Joaquin Niemann turned 21 on November 7 having already received the best present of his life: a phone call three days earlier from International Presidents Cup captain Ernie Els informing the Chilean that he would be part the team headed to Royal Melbourne in December.
“I got the best gift from Ernie so, yeah, I think it’s one of my favorite birthdays,” Niemann said last week in a sit-down interview at Medalist GC in Hobe Sound, Florida.
It’s hard to imagine anything better. Niemann, the 2018 Latin America Amateur champion, who won his first PGA Tour event at this year’s Greenbrier event, will join the ranks of five other players, including Jordan Spieth and Hideki Matsuyama, who competed in the Presidents Cup prior to their 22nd birthdays.
“Yeah, I’m really excited,” said Niemann, who is competing in this week’s Mayakoba Classic. “I knew that I was really close to making the team the last couple weeks, but having to wait until November 6 [officially] for the pick. The only thing I wanted was to get onto that team and play with all these guys.”
Niemann has already earned a nickname, Joaco, and a reputation for being able to work the ball left to right, right to left, up and down, which will be crucial at a windy Royal Melbourne.
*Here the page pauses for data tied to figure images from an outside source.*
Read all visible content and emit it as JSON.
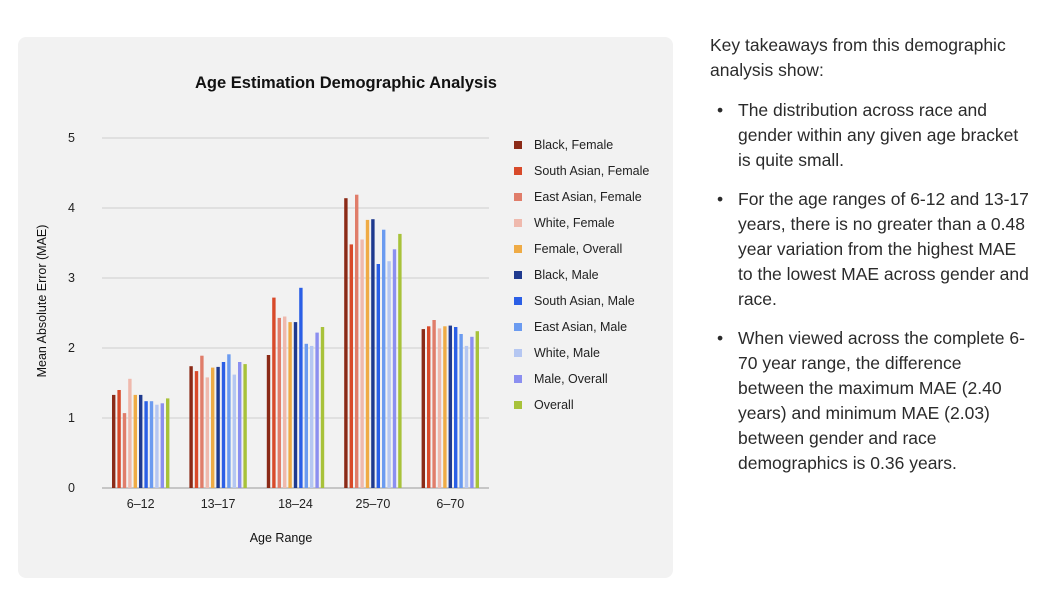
{
  "chart_data": {
    "type": "bar",
    "title": "Age Estimation Demographic Analysis",
    "xlabel": "Age Range",
    "ylabel": "Mean Absolute Error (MAE)",
    "ylim": [
      0,
      5
    ],
    "yticks": [
      0,
      1,
      2,
      3,
      4,
      5
    ],
    "grid": true,
    "legend_position": "right",
    "categories": [
      "6–12",
      "13–17",
      "18–24",
      "25–70",
      "6–70"
    ],
    "series": [
      {
        "name": "Black, Female",
        "color": "#8b2a17",
        "values": [
          1.33,
          1.74,
          1.9,
          4.14,
          2.27
        ]
      },
      {
        "name": "South Asian, Female",
        "color": "#d84a2a",
        "values": [
          1.4,
          1.67,
          2.72,
          3.48,
          2.31
        ]
      },
      {
        "name": "East Asian, Female",
        "color": "#e07d6a",
        "values": [
          1.07,
          1.89,
          2.43,
          4.19,
          2.4
        ]
      },
      {
        "name": "White, Female",
        "color": "#efb9ad",
        "values": [
          1.56,
          1.58,
          2.45,
          3.55,
          2.28
        ]
      },
      {
        "name": "Female, Overall",
        "color": "#efab45",
        "values": [
          1.33,
          1.72,
          2.37,
          3.83,
          2.31
        ]
      },
      {
        "name": "Black, Male",
        "color": "#1f3a8f",
        "values": [
          1.33,
          1.73,
          2.37,
          3.84,
          2.32
        ]
      },
      {
        "name": "South Asian, Male",
        "color": "#2b5fe6",
        "values": [
          1.24,
          1.8,
          2.86,
          3.2,
          2.3
        ]
      },
      {
        "name": "East Asian, Male",
        "color": "#6b9bf0",
        "values": [
          1.24,
          1.91,
          2.06,
          3.69,
          2.2
        ]
      },
      {
        "name": "White, Male",
        "color": "#b5c7f2",
        "values": [
          1.19,
          1.62,
          2.03,
          3.24,
          2.03
        ]
      },
      {
        "name": "Male, Overall",
        "color": "#8b8ff0",
        "values": [
          1.21,
          1.8,
          2.22,
          3.41,
          2.16
        ]
      },
      {
        "name": "Overall",
        "color": "#a8c23a",
        "values": [
          1.28,
          1.77,
          2.3,
          3.63,
          2.24
        ]
      }
    ]
  },
  "takeaways": {
    "intro": "Key takeaways from this demographic analysis show:",
    "bullets": [
      "The distribution across race and gender within any given age bracket is quite small.",
      "For the age ranges of 6-12 and 13-17 years, there is no greater than a 0.48 year variation from the highest MAE to the lowest MAE across gender and race.",
      "When viewed across the complete 6-70 year range, the difference between the maximum MAE (2.40 years) and minimum MAE (2.03) between gender and race demographics is 0.36 years."
    ]
  }
}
“I’m really, really impressed with his game and his ball flight," Els, who has played once previously with Niemann, told me from South Africa. "The way he can move the ball. You need to flight it and be able to play in wind. As a kid he’s young, he’s got no brain damage on stuff that happened. So, he’s fresh and ready to go. He wants to win. I was impressed with the way he got his card. Not too many guys have done that. For an international player to do what he did on the U.S. tour really takes some doing at that age.”
Els did give Niemann and his other three picks a break, informing them two nights earlier than the official announcement. Niemann initially missed Els’ call and waited anxiously for five minutes for a callback.
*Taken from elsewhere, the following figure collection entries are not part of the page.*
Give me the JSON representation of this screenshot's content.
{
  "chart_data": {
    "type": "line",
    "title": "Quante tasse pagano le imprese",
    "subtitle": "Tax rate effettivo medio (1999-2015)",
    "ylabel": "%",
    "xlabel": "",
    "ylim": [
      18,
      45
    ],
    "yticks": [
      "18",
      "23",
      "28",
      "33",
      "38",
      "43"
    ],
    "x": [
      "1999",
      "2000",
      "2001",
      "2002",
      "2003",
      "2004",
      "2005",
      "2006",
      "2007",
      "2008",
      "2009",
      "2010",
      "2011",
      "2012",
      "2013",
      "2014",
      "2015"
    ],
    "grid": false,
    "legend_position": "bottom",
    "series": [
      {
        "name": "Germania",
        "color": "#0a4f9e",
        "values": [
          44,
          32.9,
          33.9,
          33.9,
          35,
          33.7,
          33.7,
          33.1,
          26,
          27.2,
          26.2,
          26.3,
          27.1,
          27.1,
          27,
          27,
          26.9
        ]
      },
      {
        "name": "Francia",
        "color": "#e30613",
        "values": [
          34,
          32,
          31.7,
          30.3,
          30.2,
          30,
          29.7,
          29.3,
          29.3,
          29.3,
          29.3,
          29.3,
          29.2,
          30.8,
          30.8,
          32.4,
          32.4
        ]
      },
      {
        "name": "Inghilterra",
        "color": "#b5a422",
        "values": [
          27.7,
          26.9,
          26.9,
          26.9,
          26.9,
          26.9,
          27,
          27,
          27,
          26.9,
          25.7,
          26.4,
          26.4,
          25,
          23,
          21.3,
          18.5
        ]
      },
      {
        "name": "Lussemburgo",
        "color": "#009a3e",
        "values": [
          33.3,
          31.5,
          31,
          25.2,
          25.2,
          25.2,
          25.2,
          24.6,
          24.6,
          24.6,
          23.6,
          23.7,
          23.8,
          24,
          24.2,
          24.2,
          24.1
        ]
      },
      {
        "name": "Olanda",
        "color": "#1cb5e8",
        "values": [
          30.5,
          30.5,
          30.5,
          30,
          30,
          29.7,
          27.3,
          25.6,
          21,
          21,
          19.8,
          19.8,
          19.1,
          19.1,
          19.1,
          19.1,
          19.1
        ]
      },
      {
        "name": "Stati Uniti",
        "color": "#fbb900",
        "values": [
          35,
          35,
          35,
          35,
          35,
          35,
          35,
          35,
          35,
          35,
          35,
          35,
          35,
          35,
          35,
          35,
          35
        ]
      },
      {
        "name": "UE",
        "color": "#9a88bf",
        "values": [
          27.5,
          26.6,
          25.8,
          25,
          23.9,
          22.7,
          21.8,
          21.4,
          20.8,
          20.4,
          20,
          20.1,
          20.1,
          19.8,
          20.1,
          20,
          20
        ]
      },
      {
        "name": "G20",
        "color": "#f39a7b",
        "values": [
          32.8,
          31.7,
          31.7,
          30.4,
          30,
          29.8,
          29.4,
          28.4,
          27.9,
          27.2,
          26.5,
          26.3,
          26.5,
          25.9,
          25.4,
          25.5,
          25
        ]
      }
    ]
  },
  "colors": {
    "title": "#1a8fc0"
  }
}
“I was a little nervous, because I didn’t know if it was going to be a good reason or a bad reason, and then he called me it and he was like, ‘Hey, it’s Ernie. I’m just really happy for you. You’re going to get picked for the Presidents Cup.’”
Niemann was at his apartment in Palm Beach Gardens when Els called. He’s acclimated himself in the U.S. by setting up base close to the game’s superstars and has played practice rounds with Tiger Woods and Dustin Johnson. He’s also received advice from Jack Nicklaus. Niemann has already joined the Dye Preserve in Palm Beach Gardens and is thinking about joining Medalist, the home club for Woods, among other tour pros.
“I haven’t been around him too much, but I know him a little bit,” Niemann said of Woods, the U.S. Presidents Cup captain and team member. Asked what it would like to compete against Woods at Royal Melbourne, Niemann smiled and said, “I would love to play against him. Match play against him would be awesome for me, I think.” While Woods is 22 years older, Niemann does remember watching Woods on his television set in Talagante on the outskirts of Santiago.
Although he was only 5 years old at the time, the moment Niemann most remembers is the fabled Presidents Cup duel between Els and Woods at Fancourt, South Africa, in 2003.
“I mean, I have nothing to lose,” Niemann, with a big smile, said of a possible Woods matchup. “He’s got more to lose.”